What completes topology and prepares it for the next — unknown — level is when the line splits again, into analog and digital. The analog lines of radio and telephone and television give way to digital lines, which reach back to the precedent of the telegraph, but extend its digital code to an increasingly flexible and all embracing web of communication lines. Gradually, the digital extends and expands to the whole of telesthesia. The internet incorporates text, sound, images, then moving images. The cyberspace of the internet becomes mobile and portable and turns into the cellspace of mobile telephony. This combination of the speed of telesthesia with the digital code is what makes possible a vast and inclusive topology of gamespace. This is the third level: The world of topology is the world of The Cave. Any and every space is a network of lines, pulsing with digital data, on which players act and react. In work and play, it is not the novel, not cinema, not television that offers the line within which to grasp the form of everyday life, it is the game. Julian Dibbell: “…in the strange new world of immateriality toward which the engines of production have long been driving us, we can now at last make out the contours of a more familiar realm of the insubstantial — the realm of games and make believe.”*

(see Version 1.1 of this card)

If the novel, cinema or television can reveal through their particulars an allegory of the world that makes them possible, the game reveals something else. For the reader, the novel produces allegory as something textual. The world of possibility is the play of the linguistic sign. For the cineaste, the world of possibility is a play of light and shade. For the gamer, the game produces allegory as something algorithmic. The world of possibility is the world internal to the algorithm. So: a passage from the topic to the topographic, mediated by the novel; a passage from the topographic to the topological, mediated by television; a passage, mediated by the game, from the topological to as yet unknown spaces, a point where the gamer seems to be stuck. Is it really the case that the gamer merely revels in blood mischief and role playing? Or is there a deeper understanding of the cave that can be had from gaming within it?

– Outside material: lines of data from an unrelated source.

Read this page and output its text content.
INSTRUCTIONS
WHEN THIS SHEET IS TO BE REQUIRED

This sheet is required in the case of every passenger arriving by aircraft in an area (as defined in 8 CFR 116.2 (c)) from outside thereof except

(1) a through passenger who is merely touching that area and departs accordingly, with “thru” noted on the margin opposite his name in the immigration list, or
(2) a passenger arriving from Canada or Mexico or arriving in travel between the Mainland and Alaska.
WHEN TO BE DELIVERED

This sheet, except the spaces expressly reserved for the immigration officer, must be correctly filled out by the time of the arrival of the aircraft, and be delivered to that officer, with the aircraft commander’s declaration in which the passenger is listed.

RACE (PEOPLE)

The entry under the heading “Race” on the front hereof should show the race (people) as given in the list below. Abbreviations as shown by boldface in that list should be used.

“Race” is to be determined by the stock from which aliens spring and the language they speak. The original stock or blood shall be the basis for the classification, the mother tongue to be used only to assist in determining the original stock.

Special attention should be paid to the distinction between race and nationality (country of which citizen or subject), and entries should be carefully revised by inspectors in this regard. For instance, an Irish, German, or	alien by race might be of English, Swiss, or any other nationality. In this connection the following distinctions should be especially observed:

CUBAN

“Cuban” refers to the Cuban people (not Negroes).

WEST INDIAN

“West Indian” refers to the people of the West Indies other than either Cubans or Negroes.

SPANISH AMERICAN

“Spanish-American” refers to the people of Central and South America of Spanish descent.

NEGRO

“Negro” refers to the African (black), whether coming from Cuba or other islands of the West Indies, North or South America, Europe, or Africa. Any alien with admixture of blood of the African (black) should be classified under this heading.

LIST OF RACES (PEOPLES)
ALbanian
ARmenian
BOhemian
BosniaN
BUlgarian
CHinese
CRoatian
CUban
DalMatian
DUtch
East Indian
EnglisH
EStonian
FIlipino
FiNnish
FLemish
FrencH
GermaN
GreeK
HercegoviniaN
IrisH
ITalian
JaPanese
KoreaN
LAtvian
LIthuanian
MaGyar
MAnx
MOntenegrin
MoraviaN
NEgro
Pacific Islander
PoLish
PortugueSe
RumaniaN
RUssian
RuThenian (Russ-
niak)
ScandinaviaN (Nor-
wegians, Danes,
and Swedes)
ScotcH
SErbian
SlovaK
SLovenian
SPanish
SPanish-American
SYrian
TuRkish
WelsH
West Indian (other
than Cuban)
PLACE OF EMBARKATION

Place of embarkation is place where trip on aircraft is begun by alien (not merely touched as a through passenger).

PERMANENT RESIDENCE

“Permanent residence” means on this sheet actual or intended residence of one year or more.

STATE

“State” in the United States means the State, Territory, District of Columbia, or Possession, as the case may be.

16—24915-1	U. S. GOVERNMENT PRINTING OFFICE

(see Version 1.1 of this card)

Start over with another new world. (This time with a little gamer theory.) Welcome to the first level: The novel is a line of a certain type, which opens towards certain possibilities, a storyline. It arises at the moment when topic gives way to topography. For Georg Lukács, what is to be valued is the historical novel and its ability to trace a line across an historical moment and reveal the forces at work in it. “It is the portrayal of the broad living basis of historical events in their intricacy and complexity, in their manifold interaction with acting individuals.”* The historical novel shows historical events through secondary characters, perhaps not unlike the reader, and an historical event as being at the same time a transformation of everyday life. And yet the novel suffers from this paradox: To illuminate the topographic, the novel has to hide its own form. If it explores the possibilities of the line within its pages it opens itself to a ‘formalism’ that leaves the reader behind.